Glückwünsche an unsere Segeler!

Das Ende naht

Eine wichtige Sache vorweg für diejenigen, die es vielleicht nicht mitbekommen oder schon wieder vergessen haben: Das Laubfestival ist auf den 25. November verschoben worden. Der Termin im Kalender ist veraltet.

Und damit hätten wir das nahende Ende auch schon beim Namen erwähnt. Vielleicht ist für manchen das Ende der Saison die Kehraus-Regatta, für andere das Flaggeneinholen. Wieder andere nehmen ihre persönliche letzte Fahrt oder den Krantermin als Ende der Saison war. Oder sogar schon den Gemeinschaftsarbeitsdienst, der dieses Jahr besonders produktiv war. Neben den üblichen Aufgaben wurde die „Restauration“ des Kaffernkrahls abgeschlossen (glaube ich jedenfalls) und die Arbeiten am Vordach der Kabinen begonnen.

Gemeinschaftsarbeitsdienst

Große Leute vor! Beim Dachdecken waren lange Arme gefragt.

Aber wie kann das das Ende sein? Wenn die Boote aus dem Wasser geholt werden, wandeln sich Segelcrews zu Arbeitsteams. Da wird geräumt, geschrubbt, geputzt, gewachst, poliert und eingeplant. Und wenn das Wetter es zulässt auch noch mehr.

Saisonendearbeiten

Overall statt Segeldress. Aus Segelcrews werden Arbeitsteams.

Wenn wir also auf ein Ende warten, nehmen wir doch das Laubfestival. Das ist schön spät dieses Jahr, damit wir auch alles Laub „erwischen“ auf der Jagd nach der letzten Unordnung. Und dann können wir den Booten ihre Ruhe lassen und uns auf die nächste Saison freuen und erste Pläne machen.

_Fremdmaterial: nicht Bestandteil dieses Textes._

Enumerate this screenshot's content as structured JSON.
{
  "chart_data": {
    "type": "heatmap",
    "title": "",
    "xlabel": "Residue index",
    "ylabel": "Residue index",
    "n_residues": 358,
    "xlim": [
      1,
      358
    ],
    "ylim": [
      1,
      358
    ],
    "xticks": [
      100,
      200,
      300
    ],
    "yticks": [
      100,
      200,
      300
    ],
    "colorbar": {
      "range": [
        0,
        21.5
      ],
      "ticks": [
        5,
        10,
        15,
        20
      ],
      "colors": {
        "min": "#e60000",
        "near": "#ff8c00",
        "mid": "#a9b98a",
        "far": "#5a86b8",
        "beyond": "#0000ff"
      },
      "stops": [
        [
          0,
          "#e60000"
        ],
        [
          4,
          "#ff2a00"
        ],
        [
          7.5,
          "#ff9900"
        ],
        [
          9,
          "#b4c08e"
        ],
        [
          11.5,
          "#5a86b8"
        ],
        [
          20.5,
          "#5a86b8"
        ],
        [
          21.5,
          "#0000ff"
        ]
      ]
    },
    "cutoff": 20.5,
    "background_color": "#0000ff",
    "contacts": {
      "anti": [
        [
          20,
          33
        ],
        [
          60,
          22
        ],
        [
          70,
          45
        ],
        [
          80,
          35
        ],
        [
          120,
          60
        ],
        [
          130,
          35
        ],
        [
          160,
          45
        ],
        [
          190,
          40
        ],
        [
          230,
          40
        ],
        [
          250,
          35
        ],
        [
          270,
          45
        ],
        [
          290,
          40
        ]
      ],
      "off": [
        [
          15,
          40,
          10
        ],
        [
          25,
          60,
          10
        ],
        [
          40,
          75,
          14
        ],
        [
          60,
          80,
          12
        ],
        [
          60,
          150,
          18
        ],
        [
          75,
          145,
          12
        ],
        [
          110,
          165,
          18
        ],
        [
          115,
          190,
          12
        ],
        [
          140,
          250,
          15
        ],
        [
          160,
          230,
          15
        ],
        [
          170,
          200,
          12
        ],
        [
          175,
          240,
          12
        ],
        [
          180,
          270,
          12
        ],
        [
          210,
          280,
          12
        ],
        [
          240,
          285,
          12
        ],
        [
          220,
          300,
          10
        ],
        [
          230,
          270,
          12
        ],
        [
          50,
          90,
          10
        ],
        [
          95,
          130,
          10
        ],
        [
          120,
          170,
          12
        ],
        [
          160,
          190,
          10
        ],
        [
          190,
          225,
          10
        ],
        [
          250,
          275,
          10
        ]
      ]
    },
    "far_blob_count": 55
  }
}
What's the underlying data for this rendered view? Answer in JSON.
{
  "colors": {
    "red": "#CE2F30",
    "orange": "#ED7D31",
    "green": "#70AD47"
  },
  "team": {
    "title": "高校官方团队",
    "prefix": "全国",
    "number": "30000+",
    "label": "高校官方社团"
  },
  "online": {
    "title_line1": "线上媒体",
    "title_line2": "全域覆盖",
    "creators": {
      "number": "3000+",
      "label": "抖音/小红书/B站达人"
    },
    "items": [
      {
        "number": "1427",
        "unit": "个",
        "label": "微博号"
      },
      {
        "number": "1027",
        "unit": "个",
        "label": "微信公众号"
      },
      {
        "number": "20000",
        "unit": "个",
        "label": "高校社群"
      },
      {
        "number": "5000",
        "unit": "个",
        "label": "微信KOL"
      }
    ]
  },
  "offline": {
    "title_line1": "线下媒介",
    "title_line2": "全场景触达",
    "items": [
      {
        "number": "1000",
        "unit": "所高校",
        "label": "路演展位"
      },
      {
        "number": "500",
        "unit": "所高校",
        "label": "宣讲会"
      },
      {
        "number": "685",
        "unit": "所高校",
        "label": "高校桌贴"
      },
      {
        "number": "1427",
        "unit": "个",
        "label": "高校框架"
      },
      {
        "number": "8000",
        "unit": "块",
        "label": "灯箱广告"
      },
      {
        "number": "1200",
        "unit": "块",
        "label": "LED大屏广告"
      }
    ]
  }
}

Eine Möglichkeit für Ausgleichssport im Verein hat übrigens Mathias mit wachem Auge erkannt. Der Schwebebalken vor idyllischer Kulisse. Ich bin mir sicher, Axel würde seinen Mast dafür zur Verfügung stellen. :-)

Schwebebalken

Schwebebalken vorm Havelidyll. Im Winter vielleicht doch zu rutschig.

Kehraus und Absegeln

Kehraus 2017

Die PSV-WSA stürmt auf den Tegeler See.

Liebe Sportkameraden,

für die diesjährige Kehraus hat sich unser Sportwart etwas ganz Neues ausgedacht: Eine gemeinsame Teamfahrt (an welcher Segel- und Motorboote gleichberechtigt dran teilnehmen konnten) in welcher das Ziel des Spieles darin bestand, zusammen zu starten, beieinander zu bleiben und auch gemeinsam wieder in den Hafen einzulaufen. Währenddessen galt es, einen (wasserdichten) Beutel mit Fragebögen von Bord zu Bord zu geben und so viele Fragen wie möglich zu beantworten. Auch wenn der Wind nicht sehr stark war, so haben die Motorboote viel Rücksicht auf die langsameren Segler genommen und mitunter als Vermittler des Beutels mit den Fragen gedient. So hatten alle Wassersportler gleichermaßen viel Vergnügen.

Kehraus 2017

Tegeler See: Ort der Begegnung

Im Anschluss warteten die Eisbeine und Schnitzel auf die hungrige Meute. Es war ein gelungener Tag und Abend! Für einige wurde es zudem ein recht langer Abend in der Schifferstube. So war es nicht verwunderlich, dass man am Morgen in das ein oder andere müde Gesicht beim diesjährigen Absegeln geschaut hat. Unser Vorsitzender Volker hat in seiner Ansprache die Saison noch einmal Revue passieren lassen: Wir können stolz auf den Vereinspreis der Saatwinkler Ecke sein, zudem engagierten sich viele Segler sportlich durch die Teilnahme an diversen Regatten (Laser-Match, WWW, Folkebootregatta) sowie dadurch, dass sich einige auf den weiten Weg zur Ostsee gemacht hatten. Nach dem gemeinsamen Flaggen niederholen in der WSA ging es zum SVT zur Absegelfeier, bei der es sich wieder einmal mehr gezeigt hat, was wir doch für einen tollen Zusammenhalt im Verein haben: Auf der Rückfahrt musste der Umweltmuffel auf Grund eines Motorenproblems (defekter Impeller) die Maschine stoppen, glücklicherweise war aber Dieter sofort zur Stelle und bot Schlepphilfe und hat den Umweltmuffel gleich am nächsten Tag wieder flott gekriegt!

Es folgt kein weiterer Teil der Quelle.